L’intervention de Tahar Ben Jelloun tombe bien. A l’heure où Israël et la Palestine se déchirent, l’écrivain français le plus traduit à l’étranger vient prôner la paix entre les peuples, la tolérance et la fin du racisme. Devant un public nombreux et âgé qui avait mis sa tenue du dimanche, le prix Goncourt 1987 constate que les communautés n’ont pas appris à vivre ensemble. Citant Albert Camus, Spinoza ou Beaumarchais, Tahar est persuadé que le monde et les hommes peuvent changer à condition de s’occuper de l’enfance.
« Les enfants sont vulnérables. Partout dans le monde et surtout dans les écoles où je me rends, aucun d’entre eux ne comprend pourquoi il y a tant de violence. Expliquons-leur les erreurs des uns et des autres et apprenons-leur la vie en communauté. Il y a de multiples ethnies mais seule la race humaine compte », prêche l’auteur de 64 ans, qui explique que nous n’avons pas le choix. Selon lui, la paix et la tolérance raciale ne viendront que dans la reconnaissance mutuelle et le dialogue. En France, un mariage sur cinq se compose de conjoints aux origines ethniques ou religieuses différentes. « 20%, c’est important ! C’est par là qu’on lutte contre le racisme. Vivre ensemble l’empêche de s’exprimer ».

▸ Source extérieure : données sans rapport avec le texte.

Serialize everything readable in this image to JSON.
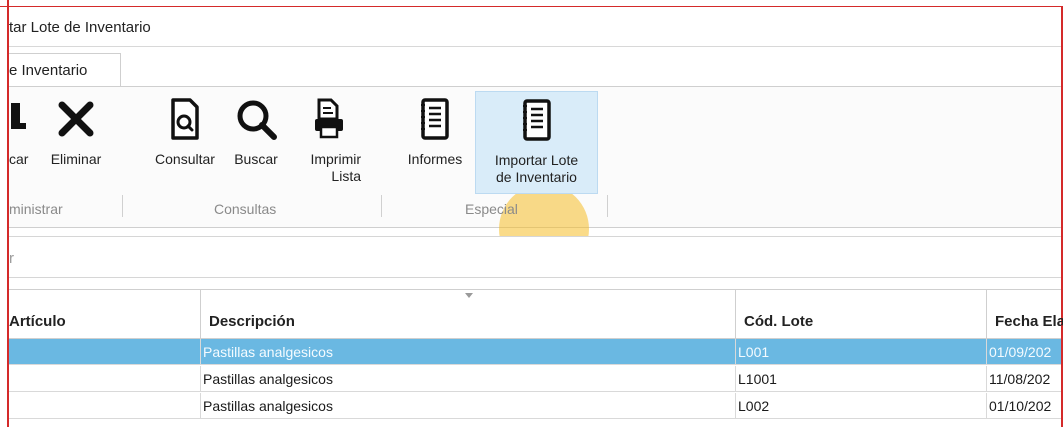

Parler aux immigrés et aux Français
Pour résoudre les problèmes liés à l’immigration, Tahar Ben Jelloun propose que l’Etat s’occupe des immigrés et trouve une nouvelle pédagogie pour apprendre à vivre ensemble. La nécessité d’écarter le conflit, l’inégalité et le malheur dans notre société est un constat qui s’impose clairement. « On doit expliquer aux immigrants leurs droits et leurs devoirs ainsi que les règles du pays », souligne l’auteur parisien d’adoption, avant de poursuivre : « de même qu’il faut parler aux Français, leur expliquer la présence des immigrés. Ils ne sont pas des perturbateurs ou des agents d’insécurité nationale ».

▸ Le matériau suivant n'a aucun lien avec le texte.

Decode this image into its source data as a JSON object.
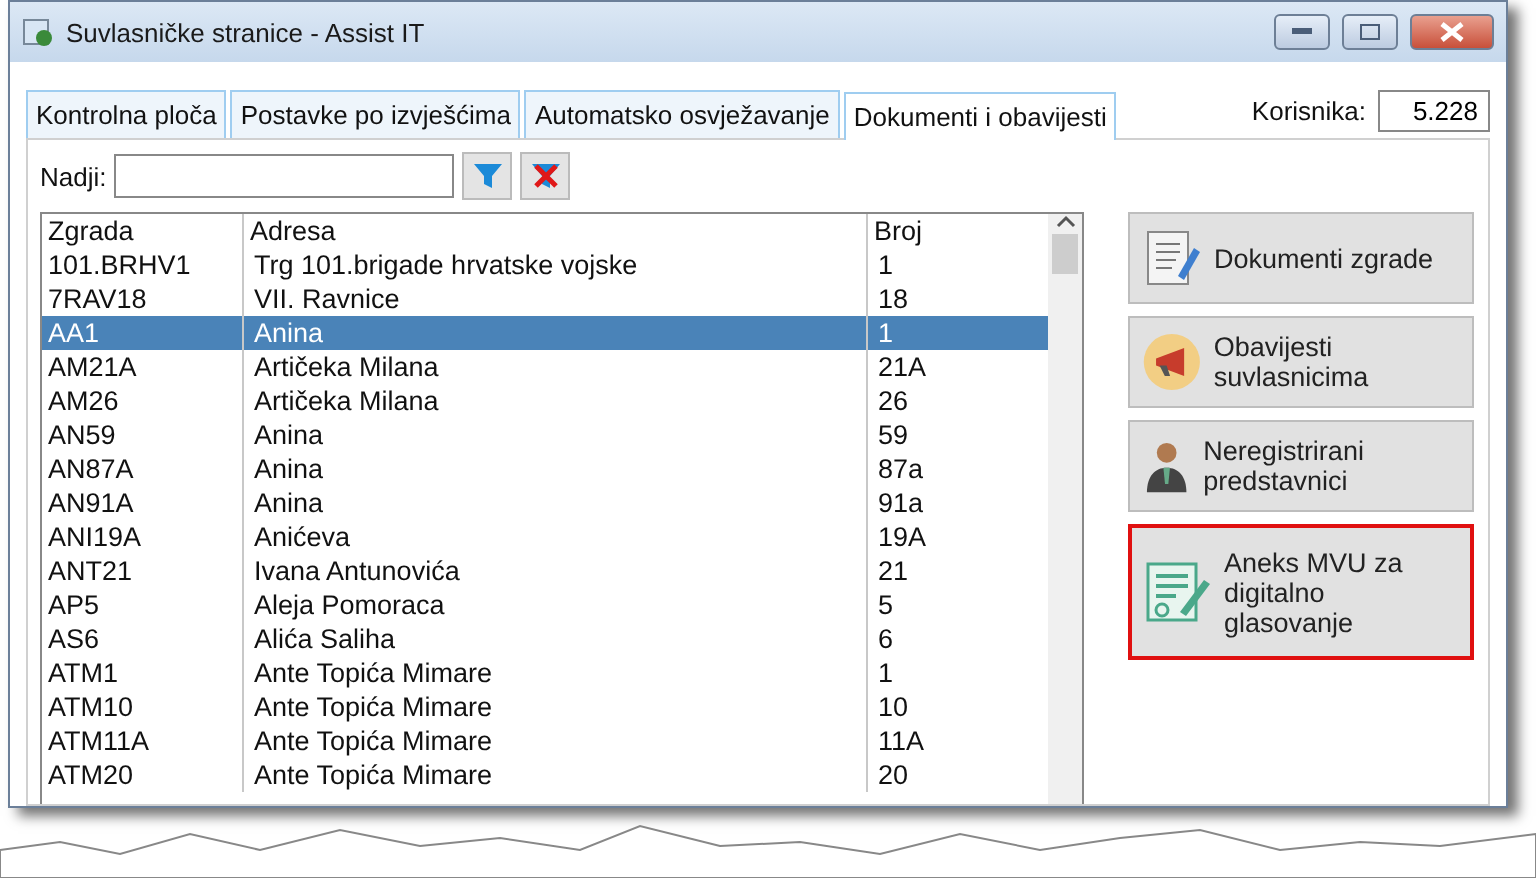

Mais ce débat ne date pas d’hier. Il est bien plus ancien. En ouvrant ses portes à ses anciennes colonies, la France s’est piégée toute seule en négligeant une population entière qui vit aujourd’hui dans la pauvreté et victime des maux les plus profonds : intolérance, non-respect, racisme. « Aucun homme politique n’a été plus malin que l’autre. Ils ne se sont pas rendu compte que les immigrés font des enfants comme tout le monde. Ils les ont délaissés. Maintenant, ils brûlent des voitures. La France a oublié de donner un avenir à ces jeunes. Elle a trente ans de négligence à rattraper ».
Les qualités des minorités
Tahar Ben Jelloun insiste sur l’intégration des minorités. Abandonnées, celles-ci souffrent de la pauvreté et des inégalités « qui créent la haine, la peur et engendrent automatiquement la violence. Or on ne peut pas dire que le peuple en tant que tel est d’une nature violente ». Pour cet homme engagé, il est impératif de comprendre que les peuples issus de l’immigration restent avant tout des Hommes. « Il faut voir les qualités des minorités, les valoriser. Les minorités sont le secret de la santé d’une civilisation. Si l’on souhaite avancer, il faut apprendre à se supporter ». Voilà une phrase qui mérite réflexion.